The tribunal is situated in Cannaregio at the end of Calle de la Beccarie, overlooking Ponte Della Libertá.
THE DISPLACED
Each morning a group of displaced arrive at the dock by boat from a center on the mainland. The group ascends to the third floor where they await their turn to testify. The time spent in the tribunal waiting is stressful to most of the migrants. The secretary accompanies each migrant to the tribunal on the fourth floor. The hearing usually takes less than two hours, some times more. The desicion of the jury is given without disussion among its members. As such, every desicion is an individual concern for each memnber of the jury. If the jury finds the migrant’s testimony convincing, a residence permit is produced immediately by the notary. After having received the permit the new citicen leaves the tribunal, entering the city through the square in front of the building. At the end of the day the refused, if any , are transported back to the main land, later to return to their native contries.
THE PUBLIC
The hearings are open to the public. Sixty seats in the tribunal are intended for citizens, relatives, journalists, students and researchers. However, no interference of the testimonies is allowed. Apart from the voice of the migrant, and some muffled sound when the hands of the jury are shown after the testimony is over, the tribunal is very quiet. The square outside the tribunal is busy with people: the air is filled with anticipation and exclamations of joy and relief. Only seldom are there outbursts of anger or silent grief.
THE JURY
The jury consists of six laypeople, one from each continent. They are appointed for a month’s service by the international administrative body. Their assignment is to decide whether the displaced should be granted residency based on her or his testimony. The decision of the jury is a majority desicion where at least five of its members have to agree on the outcome. Each case is set without discussion. While in Venice, the six jurors stay in the quarters on the second floor of the tribunal building, where the meals are prepared and served by the caretakers.
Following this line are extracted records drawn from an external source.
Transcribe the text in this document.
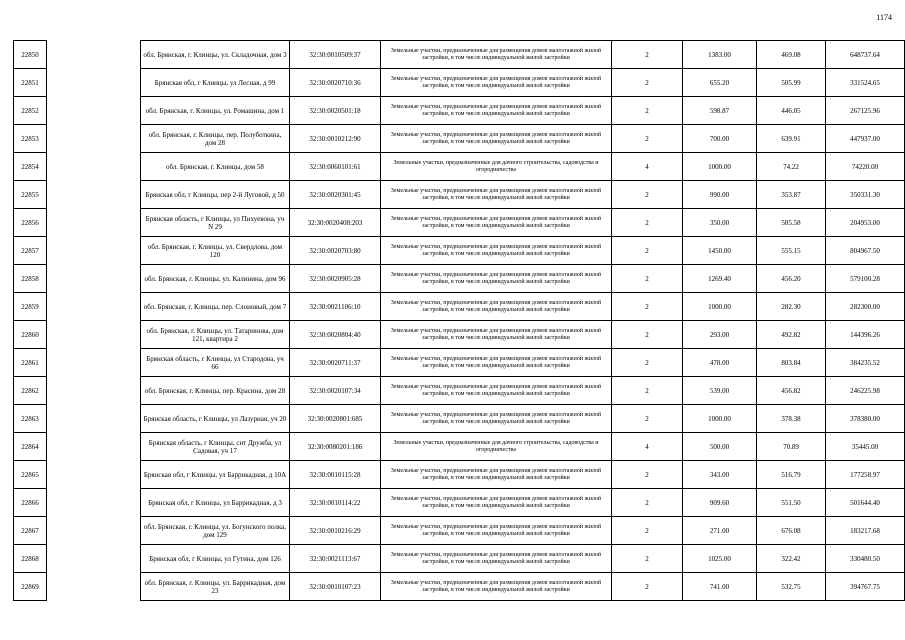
1174
22850		обл. Брянская, г. Клинцы, ул. Складочная, дом 3	32:30:0010509:37	Земельные участки, предназначенные для размещения домов малоэтажной жилой застройки, в том числе индивидуальной жилой застройки	2	1383.00	469.08	648737.64
22851		Брянская обл, г Клинцы, ул Лесная, д 99	32:30:0020710:36	Земельные участки, предназначенные для размещения домов малоэтажной жилой застройки, в том числе индивидуальной жилой застройки	2	655.20	505.99	331524.65
22852		обл. Брянская, г. Клинцы, ул. Ромашина, дом 1	32:30:0020501:18	Земельные участки, предназначенные для размещения домов малоэтажной жилой застройки, в том числе индивидуальной жилой застройки	2	598.87	446.05	267125.96
22853		обл. Брянская, г. Клинцы, пер. Полуботкина, дом 28	32:30:0010212:90	Земельные участки, предназначенные для размещения домов малоэтажной жилой застройки, в том числе индивидуальной жилой застройки	2	700.00	639.91	447937.00
22854		обл. Брянская, г. Клинцы, дом 58	32:30:0060101:61	Земельные участки, предназначенные для дачного строительства, садоводства и огородничества	4	1000.00	74.22	74220.00
22855		Брянская обл, г Клинцы, пер 2-й Луговой, д 50	32:30:0020301:45	Земельные участки, предназначенные для размещения домов малоэтажной жилой застройки, в том числе индивидуальной жилой застройки	2	990.00	353.87	350331.30
22856		Брянская область, г Клинцы, ул Пихуевона, уч N 29	32:30:0020408:203	Земельные участки, предназначенные для размещения домов малоэтажной жилой застройки, в том числе индивидуальной жилой застройки	2	350.00	585.58	204953.00
22857		обл. Брянская, г. Клинцы, ул. Свердлова, дом 120	32:30:0020703:80	Земельные участки, предназначенные для размещения домов малоэтажной жилой застройки, в том числе индивидуальной жилой застройки	2	1450.00	555.15	804967.50
22858		обл. Брянская, г. Клинцы, ул. Калинина, дом 96	32:30:0020905:28	Земельные участки, предназначенные для размещения домов малоэтажной жилой застройки, в том числе индивидуальной жилой застройки	2	1269.40	456.20	579100.28
22859		обл. Брянская, г. Клинцы, пер. Слоновый, дом 7	32:30:0021106:10	Земельные участки, предназначенные для размещения домов малоэтажной жилой застройки, в том числе индивидуальной жилой застройки	2	1000.00	282.30	282300.00
22860		обл. Брянская, г. Клинцы, ул. Татаринова, дом 121, квартира 2	32:30:0020804:40	Земельные участки, предназначенные для размещения домов малоэтажной жилой застройки, в том числе индивидуальной жилой застройки	2	293.00	492.82	144396.26
22861		Брянская область, г Клинцы, ул Стародова, уч 66	32:30:0020711:37	Земельные участки, предназначенные для размещения домов малоэтажной жилой застройки, в том числе индивидуальной жилой застройки	2	478.00	803.84	384235.52
22862		обл. Брянская, г. Клинцы, пер. Красина, дом 28	32:30:0020107:34	Земельные участки, предназначенные для размещения домов малоэтажной жилой застройки, в том числе индивидуальной жилой застройки	2	539.00	456.82	246225.98
22863		Брянская область, г Клинцы, ул Лазуриая, уч 20	32:30:0020801:685	Земельные участки, предназначенные для размещения домов малоэтажной жилой застройки, в том числе индивидуальной жилой застройки	2	1000.00	378.38	378380.00
22864		Брянская область, г Клинцы, снт Дружба, ул Садовая, уч 17	32:30:0080201:186	Земельные участки, предназначенные для дачного строительства, садоводства и огородничества	4	500.00	70.89	35445.00
22865		Брянская обл, г Клинцы, ул Баррикадная, д 10А	32:30:0010115:28	Земельные участки, предназначенные для размещения домов малоэтажной жилой застройки, в том числе индивидуальной жилой застройки	2	343.00	516.79	177258.97
22866		Брянская обл, г Клинцы, ул Баррикадная, д 3	32:30:0010114:22	Земельные участки, предназначенные для размещения домов малоэтажной жилой застройки, в том числе индивидуальной жилой застройки	2	909.60	551.50	501644.40
22867		обл. Брянская, г. Клинцы, ул. Богунского полка, дом 129	32:30:0010216:29	Земельные участки, предназначенные для размещения домов малоэтажной жилой застройки, в том числе индивидуальной жилой застройки	2	271.00	676.08	183217.68
22868		Брянская обл, г Клинцы, ул Гутина, дом 126	32:30:0021113:67	Земельные участки, предназначенные для размещения домов малоэтажной жилой застройки, в том числе индивидуальной жилой застройки	2	1025.00	322.42	330480.50
22869		обл. Брянская, г. Клинцы, ул. Баррикадная, дом 23	32:30:0010107:23	Земельные участки, предназначенные для размещения домов малоэтажной жилой застройки, в том числе индивидуальной жилой застройки	2	741.00	532.75	394767.75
In the evening the jury members gather in the parlour or on the terrace to recapitulate the testimonies of the day.
THE SECRETARY
The secretary of the tribunal must speak Italian, English, Spanish and Chinese fluently. It is the secretary’s duty to facilitate the hearing procedures, set the schedules, inform each jury and the public of routines and requirements, arrange for qualified interpreters to be present when needed, and transcribe every testimony for archival purposes. The secretary is not expected to stay on for more than two years.
THE INTERPRETERS
Interpreters of Venice are summoned to the tribunal when their service is needed. In order to qualify one has to sign a non-disclosure agreement. The number of interpreters present each day depends on the origin of the migrants and the composition of the jury. The scheduling of the interpreters is organized by the secretary.
THE NOTARY
The notary is an official clerk whose role is to issue legally correct residency permits to those migrants accepted by the jury. The notary does not engage in the drama of the tribunal. While the displaced give their testimonies the notary arranges the documents and the legal stamps on the desk according to height, size and number.
THE CARETAKERS
The caretakers, a former migrant couple, maintain the daily routines in the building. They prepare meals for the displaced and look after the jury quarters and the waiting rooms. From their flat on the first floor they can reach all parts of the building. They are the only ones that have access to the stairway of the displaced.
THE ARCHIVIST
Every morning the archivist receives a file from the secretary where the testimonies of the day before are transcribed to English, Chinese and Spanish. The testimonies are archived according to date, country of origin and category. The largest categories in the archive are: war, persecution, famine, and hope. When the archivist is not filing or finding testimonies for citizens, journalists, relatives, researchers and students, he sits in his office trying to fathom the existential consequences of the outcome of the ongoing hearings.